Manajer Kebijakan dan Advokasi Coaction Indonesia, A Azis Kurniawan, menegaskan bahwa dampak ekonomi akibat perubahan iklim mencapai ratusan triliun rupiah, termasuk ancaman gagal panen dan meningkatnya penyakit akibat iklim.
Azis juga menyoroti temuan riset pada 2024 yang menunjukkan 39,8 persen anak muda mengalami eco-anxiety. “Padahal kalau pengambil kebijakan lebih serius, ada beberapa manfaat aksi iklim yang positif, yaitu green jobs,” ujar Azis.
Ia menilai aksi iklim anak muda dapat mendorong transformasi ekonomi yang dibutuhkan masyarakat. Azis berharap publik aktif mengkritisi target Kontribusi yang Ditetapkan secara Nasional (NDC) Indonesia pada COP30.
Peneliti The Habibie Center, Kunny Izza, menambahkan bahwa aksi individu tetap relevan untuk memberi tekanan nyata pada proses kebijakan. “Aksi individu masih diperlukan dan perlu diperkuat. Isu prioritas itu pada peningkatan ekonomi, tetapi ada bencana yang mengancam, karenanya perlu memperkuat aksi individu,” kata Kunny.
Direktur Eksekutif CERAH, Agung Budiono, menyatakan aksi individu dapat dilakukan salah satunya dengan bergabung sebagai Delegasi Rakyat Indonesia melalui Indonesiadicop.id. Ia menilai komitmen iklim Indonesia di tingkat global belum tercermin dalam kebijakan domestik.

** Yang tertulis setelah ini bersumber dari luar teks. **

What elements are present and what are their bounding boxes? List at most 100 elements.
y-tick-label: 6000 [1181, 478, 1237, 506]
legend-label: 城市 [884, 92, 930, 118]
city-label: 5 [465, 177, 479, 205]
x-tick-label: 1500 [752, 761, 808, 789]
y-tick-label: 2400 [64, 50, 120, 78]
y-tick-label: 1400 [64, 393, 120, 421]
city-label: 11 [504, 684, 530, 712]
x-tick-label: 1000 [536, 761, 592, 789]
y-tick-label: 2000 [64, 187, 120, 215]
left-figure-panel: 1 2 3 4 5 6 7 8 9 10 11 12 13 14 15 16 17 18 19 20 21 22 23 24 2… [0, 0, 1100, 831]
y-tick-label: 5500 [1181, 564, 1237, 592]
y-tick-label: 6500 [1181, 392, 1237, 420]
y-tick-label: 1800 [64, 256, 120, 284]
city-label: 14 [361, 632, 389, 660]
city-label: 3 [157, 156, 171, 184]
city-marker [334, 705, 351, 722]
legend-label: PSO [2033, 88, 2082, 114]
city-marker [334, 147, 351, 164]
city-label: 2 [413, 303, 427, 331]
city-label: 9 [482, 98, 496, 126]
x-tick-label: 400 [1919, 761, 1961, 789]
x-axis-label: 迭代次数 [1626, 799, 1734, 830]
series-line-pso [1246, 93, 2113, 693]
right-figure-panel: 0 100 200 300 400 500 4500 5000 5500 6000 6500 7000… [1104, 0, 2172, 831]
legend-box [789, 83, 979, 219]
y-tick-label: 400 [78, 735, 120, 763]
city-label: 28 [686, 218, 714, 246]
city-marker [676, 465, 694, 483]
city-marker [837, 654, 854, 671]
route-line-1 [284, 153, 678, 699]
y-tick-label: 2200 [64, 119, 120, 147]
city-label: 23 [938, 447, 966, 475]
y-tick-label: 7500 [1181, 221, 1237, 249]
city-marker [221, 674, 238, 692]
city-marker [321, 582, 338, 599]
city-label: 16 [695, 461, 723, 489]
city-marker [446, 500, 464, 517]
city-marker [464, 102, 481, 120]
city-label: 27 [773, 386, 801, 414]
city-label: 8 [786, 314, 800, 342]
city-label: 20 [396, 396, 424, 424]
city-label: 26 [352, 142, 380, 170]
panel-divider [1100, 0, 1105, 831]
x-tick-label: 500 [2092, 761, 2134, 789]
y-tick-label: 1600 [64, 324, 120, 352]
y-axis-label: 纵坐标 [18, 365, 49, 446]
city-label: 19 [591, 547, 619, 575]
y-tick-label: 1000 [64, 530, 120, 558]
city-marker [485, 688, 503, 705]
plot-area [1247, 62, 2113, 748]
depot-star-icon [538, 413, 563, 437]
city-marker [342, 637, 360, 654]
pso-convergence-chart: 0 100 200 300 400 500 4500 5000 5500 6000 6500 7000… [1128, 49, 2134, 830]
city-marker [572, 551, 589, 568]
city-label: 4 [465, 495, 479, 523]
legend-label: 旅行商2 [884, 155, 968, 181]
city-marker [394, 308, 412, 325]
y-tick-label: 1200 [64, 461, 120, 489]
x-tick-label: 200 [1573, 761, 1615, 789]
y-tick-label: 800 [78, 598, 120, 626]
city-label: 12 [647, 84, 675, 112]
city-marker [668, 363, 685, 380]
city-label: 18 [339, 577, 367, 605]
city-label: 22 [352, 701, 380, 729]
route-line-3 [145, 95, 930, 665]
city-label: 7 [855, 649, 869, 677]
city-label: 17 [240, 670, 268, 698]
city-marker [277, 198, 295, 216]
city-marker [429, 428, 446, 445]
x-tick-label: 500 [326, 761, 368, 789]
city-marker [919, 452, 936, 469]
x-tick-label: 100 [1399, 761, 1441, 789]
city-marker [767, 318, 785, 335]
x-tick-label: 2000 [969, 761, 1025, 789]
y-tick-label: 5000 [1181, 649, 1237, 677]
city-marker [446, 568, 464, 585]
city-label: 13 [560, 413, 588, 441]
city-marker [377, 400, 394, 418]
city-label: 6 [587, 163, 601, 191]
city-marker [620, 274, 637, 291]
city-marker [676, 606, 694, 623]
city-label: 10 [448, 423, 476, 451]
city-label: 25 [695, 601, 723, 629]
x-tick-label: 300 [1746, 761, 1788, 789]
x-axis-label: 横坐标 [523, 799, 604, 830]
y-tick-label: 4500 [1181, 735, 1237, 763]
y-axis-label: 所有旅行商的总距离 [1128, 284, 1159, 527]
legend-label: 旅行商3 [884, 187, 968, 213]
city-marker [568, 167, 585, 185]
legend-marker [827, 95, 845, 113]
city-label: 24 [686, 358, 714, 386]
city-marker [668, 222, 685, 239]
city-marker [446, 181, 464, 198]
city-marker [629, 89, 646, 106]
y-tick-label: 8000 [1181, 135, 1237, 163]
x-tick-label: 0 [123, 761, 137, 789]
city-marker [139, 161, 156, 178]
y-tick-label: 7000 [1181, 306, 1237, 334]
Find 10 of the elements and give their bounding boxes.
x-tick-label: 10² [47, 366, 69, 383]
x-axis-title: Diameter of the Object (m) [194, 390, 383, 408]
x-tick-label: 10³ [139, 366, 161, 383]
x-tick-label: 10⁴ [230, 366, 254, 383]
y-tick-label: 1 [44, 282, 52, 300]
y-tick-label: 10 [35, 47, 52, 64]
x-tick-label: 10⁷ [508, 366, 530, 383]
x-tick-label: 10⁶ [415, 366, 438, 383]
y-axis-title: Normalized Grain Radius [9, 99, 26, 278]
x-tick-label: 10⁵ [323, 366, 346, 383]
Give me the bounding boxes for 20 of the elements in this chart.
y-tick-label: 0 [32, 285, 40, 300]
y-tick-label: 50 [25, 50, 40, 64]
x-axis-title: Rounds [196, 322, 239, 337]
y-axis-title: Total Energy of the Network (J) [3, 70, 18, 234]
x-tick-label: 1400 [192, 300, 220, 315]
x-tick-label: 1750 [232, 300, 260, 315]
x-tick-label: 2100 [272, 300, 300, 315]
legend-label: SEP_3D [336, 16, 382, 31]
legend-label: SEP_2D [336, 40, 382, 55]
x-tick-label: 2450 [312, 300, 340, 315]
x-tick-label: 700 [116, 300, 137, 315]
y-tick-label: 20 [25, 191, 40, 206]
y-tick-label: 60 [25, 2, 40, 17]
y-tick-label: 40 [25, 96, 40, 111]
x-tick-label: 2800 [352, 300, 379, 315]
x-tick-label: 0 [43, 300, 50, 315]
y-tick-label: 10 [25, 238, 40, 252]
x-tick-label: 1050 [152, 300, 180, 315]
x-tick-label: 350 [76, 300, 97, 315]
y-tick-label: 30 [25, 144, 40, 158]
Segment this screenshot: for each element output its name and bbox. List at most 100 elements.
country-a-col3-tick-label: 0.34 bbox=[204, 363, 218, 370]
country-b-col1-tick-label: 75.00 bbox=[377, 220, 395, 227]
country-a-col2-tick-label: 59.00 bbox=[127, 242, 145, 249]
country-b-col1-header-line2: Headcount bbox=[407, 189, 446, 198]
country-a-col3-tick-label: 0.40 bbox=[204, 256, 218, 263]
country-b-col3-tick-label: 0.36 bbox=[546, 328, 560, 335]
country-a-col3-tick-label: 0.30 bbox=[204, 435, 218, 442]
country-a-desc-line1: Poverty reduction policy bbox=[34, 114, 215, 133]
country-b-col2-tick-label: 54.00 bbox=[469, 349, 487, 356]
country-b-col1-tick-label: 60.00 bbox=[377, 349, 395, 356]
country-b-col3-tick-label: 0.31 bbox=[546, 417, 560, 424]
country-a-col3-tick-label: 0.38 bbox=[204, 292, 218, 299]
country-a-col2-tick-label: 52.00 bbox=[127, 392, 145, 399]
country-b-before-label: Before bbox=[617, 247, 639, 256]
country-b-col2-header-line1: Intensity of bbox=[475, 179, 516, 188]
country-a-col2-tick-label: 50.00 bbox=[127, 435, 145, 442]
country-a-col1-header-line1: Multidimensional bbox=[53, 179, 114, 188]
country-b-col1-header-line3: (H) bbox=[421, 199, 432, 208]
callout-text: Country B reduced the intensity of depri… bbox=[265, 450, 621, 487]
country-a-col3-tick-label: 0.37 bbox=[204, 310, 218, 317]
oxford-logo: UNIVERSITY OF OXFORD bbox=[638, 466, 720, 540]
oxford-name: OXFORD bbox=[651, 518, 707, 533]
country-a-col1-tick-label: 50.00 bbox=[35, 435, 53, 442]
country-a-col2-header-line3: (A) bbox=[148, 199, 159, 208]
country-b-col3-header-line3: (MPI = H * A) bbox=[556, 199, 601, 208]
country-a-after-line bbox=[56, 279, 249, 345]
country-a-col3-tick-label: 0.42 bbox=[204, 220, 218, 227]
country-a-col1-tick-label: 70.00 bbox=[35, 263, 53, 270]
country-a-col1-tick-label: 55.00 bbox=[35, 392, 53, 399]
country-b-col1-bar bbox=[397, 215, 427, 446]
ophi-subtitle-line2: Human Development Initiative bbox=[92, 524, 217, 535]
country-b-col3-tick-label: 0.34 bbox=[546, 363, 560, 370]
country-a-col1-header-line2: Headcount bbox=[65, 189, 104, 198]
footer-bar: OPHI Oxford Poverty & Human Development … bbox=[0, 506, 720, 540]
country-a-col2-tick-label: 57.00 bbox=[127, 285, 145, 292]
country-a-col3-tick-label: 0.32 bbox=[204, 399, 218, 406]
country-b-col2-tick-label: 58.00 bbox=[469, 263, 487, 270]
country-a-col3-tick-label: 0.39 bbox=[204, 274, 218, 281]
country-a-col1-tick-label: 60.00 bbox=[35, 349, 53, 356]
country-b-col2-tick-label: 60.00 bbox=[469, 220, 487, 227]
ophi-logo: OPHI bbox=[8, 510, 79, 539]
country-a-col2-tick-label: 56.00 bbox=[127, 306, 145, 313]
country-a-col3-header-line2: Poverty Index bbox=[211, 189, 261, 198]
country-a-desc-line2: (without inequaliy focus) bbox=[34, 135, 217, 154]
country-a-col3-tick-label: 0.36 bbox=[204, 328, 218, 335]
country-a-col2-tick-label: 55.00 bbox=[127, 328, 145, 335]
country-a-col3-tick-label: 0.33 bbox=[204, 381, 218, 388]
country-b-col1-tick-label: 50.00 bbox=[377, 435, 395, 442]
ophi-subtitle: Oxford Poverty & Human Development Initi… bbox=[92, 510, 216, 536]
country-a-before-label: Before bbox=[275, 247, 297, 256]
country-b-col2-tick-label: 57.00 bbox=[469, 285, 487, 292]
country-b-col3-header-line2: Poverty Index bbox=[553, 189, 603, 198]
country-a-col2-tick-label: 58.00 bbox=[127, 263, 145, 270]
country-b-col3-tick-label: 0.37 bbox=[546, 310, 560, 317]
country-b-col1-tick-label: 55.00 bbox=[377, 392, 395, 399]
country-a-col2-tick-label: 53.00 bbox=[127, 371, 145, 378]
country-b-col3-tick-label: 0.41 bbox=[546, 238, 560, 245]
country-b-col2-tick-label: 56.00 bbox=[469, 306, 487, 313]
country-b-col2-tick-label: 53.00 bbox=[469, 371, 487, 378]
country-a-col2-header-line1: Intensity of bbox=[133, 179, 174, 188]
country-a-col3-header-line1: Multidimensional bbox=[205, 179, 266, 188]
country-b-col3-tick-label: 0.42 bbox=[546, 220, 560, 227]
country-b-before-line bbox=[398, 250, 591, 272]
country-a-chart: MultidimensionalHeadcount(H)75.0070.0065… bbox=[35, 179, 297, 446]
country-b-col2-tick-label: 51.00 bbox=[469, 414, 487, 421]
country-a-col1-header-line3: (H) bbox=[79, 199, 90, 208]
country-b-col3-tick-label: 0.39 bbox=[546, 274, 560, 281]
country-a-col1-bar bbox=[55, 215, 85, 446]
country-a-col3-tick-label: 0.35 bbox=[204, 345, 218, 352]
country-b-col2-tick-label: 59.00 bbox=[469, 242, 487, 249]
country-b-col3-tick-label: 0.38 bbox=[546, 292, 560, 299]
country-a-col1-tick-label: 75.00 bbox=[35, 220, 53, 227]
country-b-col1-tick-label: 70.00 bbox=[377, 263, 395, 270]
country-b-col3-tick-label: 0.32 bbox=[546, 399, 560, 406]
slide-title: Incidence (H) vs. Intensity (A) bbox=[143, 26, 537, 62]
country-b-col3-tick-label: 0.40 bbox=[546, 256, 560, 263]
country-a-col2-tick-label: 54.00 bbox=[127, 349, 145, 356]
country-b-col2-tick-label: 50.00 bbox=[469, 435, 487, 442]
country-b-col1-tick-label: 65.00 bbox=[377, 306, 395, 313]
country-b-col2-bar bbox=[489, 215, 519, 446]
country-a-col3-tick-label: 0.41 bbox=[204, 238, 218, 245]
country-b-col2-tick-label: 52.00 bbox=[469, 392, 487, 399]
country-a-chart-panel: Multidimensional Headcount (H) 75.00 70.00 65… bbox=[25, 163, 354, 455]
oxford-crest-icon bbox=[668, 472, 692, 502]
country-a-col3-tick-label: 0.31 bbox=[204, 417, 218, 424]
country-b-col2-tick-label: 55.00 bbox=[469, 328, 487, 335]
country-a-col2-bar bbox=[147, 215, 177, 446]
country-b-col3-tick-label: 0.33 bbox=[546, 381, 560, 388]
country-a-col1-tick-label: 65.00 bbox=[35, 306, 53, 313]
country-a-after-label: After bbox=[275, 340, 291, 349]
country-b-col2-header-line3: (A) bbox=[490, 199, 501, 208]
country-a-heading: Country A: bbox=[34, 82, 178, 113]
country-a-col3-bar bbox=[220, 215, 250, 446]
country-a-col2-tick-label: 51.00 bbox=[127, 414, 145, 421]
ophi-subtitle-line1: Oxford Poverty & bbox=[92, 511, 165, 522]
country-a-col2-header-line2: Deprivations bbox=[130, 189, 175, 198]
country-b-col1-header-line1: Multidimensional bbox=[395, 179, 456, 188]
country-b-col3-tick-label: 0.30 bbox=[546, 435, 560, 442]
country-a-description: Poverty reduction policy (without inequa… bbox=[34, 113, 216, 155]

Agung menyoroti inkonsistensi sektor energi yang masih menempatkan energi fosil dalam pipeline. “Sebagai contoh, di sektor energi, terdapat inkonsistensi atau gap kebijakan antara apa yang disampaikan pemerintah di level global dan dokumen kebijakan. Misalnya, soal target 100 persen energi terbarukan di 2035, namun kita melihat sejumlah dokumen justru masih menempatkan energi fosil sebagai pipeline, contohnya di RUPTL 2025-2034 dan RUKN,” kata Agung.
Menurutnya, COP30 menjadi momentum penting bagi Indonesia untuk menunjukkan keseriusannya dalam menanggapi krisis iklim. “Kita semua menanti Indonesia punya komitmen yang lebih serius,” ujar Agung.